As has been well documented, the investigation quickly focused on Grega’s husband John as the killer. Within a year, he had been charged, tried, and convicted of the assault and the murder. At the time, it seemed like a cut and dried case. The trial lasted weeks, but the jury only took five hours of deliberation to come back with the guilty verdict. After the trial, the forewoman for the jury, a Wilmington resident, said that the evidence clearly supported the verdict.
Case closed. Grega was guilty of killing his wife and sentenced to life without parole.
But, evidently, the case was not closed.
Fast forward 18 years. Last week the news came out that there was new DNA evidence, previously not discovered, that may exonerate Grega. The evidence suggests that there was someone else, someone still unidentified, who had some type of contact with Christine Grega around the time of her death. That person may or may not have been the murderer, but until their identity is discovered, John Grega’s guilt will be in doubt.
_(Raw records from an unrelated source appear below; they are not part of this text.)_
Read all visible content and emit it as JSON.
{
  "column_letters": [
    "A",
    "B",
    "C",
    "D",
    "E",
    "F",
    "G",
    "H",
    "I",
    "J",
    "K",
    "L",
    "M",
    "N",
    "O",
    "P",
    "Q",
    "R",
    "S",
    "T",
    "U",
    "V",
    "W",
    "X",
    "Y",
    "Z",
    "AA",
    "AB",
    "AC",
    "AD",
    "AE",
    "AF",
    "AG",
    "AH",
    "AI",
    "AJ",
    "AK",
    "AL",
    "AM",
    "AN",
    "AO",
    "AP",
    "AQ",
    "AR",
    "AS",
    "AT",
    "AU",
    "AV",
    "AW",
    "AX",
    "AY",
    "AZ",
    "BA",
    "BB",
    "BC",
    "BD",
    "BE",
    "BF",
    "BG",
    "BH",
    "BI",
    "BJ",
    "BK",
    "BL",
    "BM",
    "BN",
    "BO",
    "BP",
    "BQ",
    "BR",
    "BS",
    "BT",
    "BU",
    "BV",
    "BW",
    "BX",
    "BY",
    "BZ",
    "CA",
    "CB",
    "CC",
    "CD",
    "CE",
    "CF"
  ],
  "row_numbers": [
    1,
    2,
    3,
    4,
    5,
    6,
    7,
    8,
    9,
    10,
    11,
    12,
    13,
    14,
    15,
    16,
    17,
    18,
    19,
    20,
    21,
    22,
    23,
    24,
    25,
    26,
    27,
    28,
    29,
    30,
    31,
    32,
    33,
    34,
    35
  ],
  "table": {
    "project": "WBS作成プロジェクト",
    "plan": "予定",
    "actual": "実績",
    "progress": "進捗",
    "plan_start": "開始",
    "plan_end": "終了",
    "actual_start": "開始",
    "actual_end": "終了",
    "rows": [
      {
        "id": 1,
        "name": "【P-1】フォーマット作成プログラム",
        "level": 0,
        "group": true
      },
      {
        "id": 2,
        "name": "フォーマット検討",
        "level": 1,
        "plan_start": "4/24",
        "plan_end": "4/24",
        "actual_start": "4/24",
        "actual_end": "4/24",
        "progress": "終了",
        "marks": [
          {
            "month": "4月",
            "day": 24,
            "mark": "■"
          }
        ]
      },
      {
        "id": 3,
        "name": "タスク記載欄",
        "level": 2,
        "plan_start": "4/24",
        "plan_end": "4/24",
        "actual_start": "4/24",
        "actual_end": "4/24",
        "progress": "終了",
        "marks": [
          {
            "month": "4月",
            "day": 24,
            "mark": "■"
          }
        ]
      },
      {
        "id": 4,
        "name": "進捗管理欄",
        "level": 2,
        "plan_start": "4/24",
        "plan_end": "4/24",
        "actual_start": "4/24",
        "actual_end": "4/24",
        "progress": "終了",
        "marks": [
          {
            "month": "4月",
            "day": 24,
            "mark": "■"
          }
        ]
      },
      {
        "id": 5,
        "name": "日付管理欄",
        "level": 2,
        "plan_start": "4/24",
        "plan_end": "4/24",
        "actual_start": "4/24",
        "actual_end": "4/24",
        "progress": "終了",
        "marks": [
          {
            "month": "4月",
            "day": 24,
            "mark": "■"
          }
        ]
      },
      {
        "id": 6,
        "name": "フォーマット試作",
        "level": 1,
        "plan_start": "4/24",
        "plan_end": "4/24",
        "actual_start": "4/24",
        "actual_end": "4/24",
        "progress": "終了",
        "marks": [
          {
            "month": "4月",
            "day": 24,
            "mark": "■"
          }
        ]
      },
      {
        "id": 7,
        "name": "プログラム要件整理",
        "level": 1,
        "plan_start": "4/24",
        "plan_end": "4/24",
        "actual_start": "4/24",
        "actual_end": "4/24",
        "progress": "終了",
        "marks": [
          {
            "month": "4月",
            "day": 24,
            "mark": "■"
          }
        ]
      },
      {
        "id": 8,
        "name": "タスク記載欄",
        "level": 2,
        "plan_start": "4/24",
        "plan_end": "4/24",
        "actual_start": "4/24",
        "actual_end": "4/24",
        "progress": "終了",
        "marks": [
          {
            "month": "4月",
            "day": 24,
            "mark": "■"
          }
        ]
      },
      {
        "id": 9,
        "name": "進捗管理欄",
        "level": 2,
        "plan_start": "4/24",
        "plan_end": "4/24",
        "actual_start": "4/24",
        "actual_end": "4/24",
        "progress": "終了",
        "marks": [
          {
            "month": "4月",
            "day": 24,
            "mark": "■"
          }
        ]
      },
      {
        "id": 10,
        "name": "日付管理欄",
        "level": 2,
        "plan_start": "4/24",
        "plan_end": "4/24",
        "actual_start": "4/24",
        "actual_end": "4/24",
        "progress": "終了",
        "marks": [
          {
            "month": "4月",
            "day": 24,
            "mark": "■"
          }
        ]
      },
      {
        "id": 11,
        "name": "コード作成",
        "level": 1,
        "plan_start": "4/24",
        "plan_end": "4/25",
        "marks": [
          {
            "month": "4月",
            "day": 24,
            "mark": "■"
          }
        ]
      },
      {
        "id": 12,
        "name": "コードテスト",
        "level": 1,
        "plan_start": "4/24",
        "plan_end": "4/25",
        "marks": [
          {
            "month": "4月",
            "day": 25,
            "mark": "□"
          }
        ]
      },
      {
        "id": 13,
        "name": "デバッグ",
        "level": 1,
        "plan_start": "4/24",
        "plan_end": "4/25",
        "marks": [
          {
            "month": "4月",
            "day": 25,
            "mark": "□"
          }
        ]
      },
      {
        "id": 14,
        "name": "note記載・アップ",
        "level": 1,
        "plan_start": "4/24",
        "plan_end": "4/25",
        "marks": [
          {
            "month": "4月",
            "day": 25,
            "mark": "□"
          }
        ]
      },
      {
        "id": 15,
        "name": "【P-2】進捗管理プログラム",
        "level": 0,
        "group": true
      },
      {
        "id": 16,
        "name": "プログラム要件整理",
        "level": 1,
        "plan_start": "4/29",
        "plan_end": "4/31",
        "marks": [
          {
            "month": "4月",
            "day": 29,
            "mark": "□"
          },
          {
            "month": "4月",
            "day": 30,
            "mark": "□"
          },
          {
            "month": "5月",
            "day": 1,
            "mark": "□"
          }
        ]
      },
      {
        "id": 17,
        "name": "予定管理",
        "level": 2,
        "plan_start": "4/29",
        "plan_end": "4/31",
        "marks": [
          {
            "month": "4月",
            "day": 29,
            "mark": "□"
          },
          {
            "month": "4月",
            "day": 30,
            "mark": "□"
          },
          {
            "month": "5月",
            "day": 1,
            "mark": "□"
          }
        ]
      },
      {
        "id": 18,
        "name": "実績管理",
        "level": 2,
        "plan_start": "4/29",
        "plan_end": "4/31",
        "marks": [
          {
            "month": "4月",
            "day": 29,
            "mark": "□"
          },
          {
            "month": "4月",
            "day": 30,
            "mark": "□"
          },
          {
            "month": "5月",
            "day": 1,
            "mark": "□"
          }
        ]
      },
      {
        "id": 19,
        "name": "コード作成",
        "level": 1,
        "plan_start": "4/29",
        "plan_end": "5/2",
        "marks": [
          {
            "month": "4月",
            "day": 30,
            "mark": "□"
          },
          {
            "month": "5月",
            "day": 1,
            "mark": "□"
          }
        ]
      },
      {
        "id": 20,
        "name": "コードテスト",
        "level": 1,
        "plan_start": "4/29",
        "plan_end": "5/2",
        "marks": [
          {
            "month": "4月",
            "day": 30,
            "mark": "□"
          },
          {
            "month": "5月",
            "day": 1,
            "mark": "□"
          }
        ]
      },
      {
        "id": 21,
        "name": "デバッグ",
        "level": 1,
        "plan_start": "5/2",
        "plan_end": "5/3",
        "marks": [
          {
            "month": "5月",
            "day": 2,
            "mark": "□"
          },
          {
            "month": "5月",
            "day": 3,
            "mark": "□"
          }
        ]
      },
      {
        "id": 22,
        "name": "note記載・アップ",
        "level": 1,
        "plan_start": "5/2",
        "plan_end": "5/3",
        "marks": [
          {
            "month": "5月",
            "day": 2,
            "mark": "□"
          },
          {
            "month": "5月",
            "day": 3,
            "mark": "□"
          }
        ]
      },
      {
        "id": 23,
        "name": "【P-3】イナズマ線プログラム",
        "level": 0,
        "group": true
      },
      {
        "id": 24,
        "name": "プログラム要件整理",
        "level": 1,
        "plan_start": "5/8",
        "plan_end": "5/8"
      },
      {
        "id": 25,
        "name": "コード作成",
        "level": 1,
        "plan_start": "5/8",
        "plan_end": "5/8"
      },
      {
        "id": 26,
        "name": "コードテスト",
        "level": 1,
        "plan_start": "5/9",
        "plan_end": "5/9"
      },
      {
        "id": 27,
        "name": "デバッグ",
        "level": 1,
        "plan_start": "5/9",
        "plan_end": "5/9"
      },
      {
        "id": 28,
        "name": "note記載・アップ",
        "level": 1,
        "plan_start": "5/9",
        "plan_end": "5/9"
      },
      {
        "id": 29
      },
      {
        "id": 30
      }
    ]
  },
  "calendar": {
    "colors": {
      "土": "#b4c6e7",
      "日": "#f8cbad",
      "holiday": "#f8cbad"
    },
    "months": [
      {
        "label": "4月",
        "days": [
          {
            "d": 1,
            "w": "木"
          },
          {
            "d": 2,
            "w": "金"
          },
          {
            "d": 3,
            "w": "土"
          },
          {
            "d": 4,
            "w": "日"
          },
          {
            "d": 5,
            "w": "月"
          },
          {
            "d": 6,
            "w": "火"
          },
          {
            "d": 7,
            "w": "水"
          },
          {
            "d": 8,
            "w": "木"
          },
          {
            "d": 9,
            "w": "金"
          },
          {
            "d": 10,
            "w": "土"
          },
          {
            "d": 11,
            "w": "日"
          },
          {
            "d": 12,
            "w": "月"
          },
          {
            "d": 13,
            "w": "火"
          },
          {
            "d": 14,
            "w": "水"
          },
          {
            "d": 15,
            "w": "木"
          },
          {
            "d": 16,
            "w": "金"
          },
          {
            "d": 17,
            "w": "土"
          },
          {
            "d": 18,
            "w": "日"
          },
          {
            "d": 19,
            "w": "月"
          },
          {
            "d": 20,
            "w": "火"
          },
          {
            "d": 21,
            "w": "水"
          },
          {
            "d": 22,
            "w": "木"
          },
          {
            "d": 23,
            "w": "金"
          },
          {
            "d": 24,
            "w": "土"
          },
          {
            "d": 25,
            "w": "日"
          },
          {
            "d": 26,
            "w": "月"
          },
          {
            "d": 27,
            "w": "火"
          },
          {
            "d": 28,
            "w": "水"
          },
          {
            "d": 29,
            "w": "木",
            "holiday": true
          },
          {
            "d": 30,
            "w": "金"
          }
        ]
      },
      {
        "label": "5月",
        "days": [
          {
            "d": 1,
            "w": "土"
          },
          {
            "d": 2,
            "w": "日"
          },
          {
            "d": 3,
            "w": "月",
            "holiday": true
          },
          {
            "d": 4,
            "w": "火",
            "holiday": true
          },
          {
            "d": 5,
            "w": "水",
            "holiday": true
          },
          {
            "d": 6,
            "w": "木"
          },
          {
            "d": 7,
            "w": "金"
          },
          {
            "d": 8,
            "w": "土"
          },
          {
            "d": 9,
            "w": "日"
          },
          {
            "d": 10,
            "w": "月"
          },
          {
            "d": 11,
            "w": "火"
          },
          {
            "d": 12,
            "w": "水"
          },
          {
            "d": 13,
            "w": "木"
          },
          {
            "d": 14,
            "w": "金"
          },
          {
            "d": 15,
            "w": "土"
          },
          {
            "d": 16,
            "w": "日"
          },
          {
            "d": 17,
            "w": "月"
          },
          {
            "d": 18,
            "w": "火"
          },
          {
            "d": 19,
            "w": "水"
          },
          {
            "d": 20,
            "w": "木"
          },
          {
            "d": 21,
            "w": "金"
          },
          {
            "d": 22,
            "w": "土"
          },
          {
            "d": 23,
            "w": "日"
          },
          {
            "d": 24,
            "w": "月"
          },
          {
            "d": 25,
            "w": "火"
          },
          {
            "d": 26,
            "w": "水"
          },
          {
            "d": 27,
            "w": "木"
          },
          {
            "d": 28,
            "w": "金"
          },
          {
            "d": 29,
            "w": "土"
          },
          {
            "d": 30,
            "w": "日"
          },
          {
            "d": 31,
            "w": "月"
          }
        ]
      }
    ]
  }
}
This is a shocking development, to say the least. Consider the ramifications for Grega, his son, his family, his late wife’s family, and all who took part in the investigation and trial two decades ago. The possibility that an innocent man was convicted, the possibility that Christine Grega’s killer has been at large all this time, and the possibility that all of the investigative work done at the time was wrong is almost too much to comprehend.
But there it is. The possibility that John Grega is innocent, and has been wrongly locked up all those years, is real.
Granted, there’s a long way to go to reach that conclusion. All of this was brought about by a number of things, including a law enacted by the Vermont Legislature in 2008 meant to help overturn wrongful convictions in the state.
We’re not ready to say Grega was wrongfully convicted. The evidence at the time, albeit circumstantial, was very strong against him. But this new evidence certainly casts a very long shadow of doubt.
There is no doubt that should the new DNA evidence not be easily explained as that of a crime lab worker or first responder, Grega should be granted a new trial.
The whole idea behind that 2008 law is that a convict should get the opportunity, using newly-available technology, to prove beyond a reasonable doubt their innocence. It appears that in the Grega case the law will be put to the test for the first time in Vermont.
That’s exactly what the law is intended to do, and exactly what should happen in this case.